Sementara itu, di tempat terpisah, Kusman selaku kuasa hukum Tim Penyelesaian Sengketa Internal PPP menegaskan bahwa putusan penyelesaian sengketa internal partai merupakan bagian dari mekanisme organisasi yang harus dihormati dan dilaksanakan oleh seluruh kader.

Menurut Kusman, penyelesaian sengketa internal tersebut telah dilakukan melalui mekanisme yang diatur dalam peraturan perundang-undangan mengenai partai politik.

“Setiap putusan tentu tidak akan memuaskan semua pihak. Tetapi setelah diputus melalui mekanisme internal PPP, putusan tersebut harus dihormati dan dilaksanakan,” kata Kusman.

Kusman menjelaskan bahwa permintaan Penggugat untuk memberhentikan Agus Suparmanto dan Taj Yasin tidak dikabulkan. Sebaliknya, putusan internal tersebut memuat sejumlah ketentuan, antara lain meminta keduanya aktif hadir di Kantor DPP PPP dan mengikuti seluruh kegiatan partai serta melakukan pendaftaran KTA kepada DPP PPP.

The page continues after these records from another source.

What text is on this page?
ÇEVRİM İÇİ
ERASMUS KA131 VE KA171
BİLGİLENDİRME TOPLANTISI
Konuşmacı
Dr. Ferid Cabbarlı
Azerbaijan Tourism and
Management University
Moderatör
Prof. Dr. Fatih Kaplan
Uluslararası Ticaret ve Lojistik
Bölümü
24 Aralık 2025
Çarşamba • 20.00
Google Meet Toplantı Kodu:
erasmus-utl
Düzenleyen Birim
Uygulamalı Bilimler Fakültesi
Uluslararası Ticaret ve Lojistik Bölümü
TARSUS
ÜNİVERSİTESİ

Kusman menilai putusan tersebut merupakan jalan tengah yang dapat mengakhiri polemik internal apabila dilaksanakan dengan itikad baik. “Saya kira putusan ini sangat bijak. Tinggal dilaksanakan saja. Tidak perlu dibuat rumit sepanjang semua pihak memiliki itikad baik untuk membesarkan partai,” pungkasnya.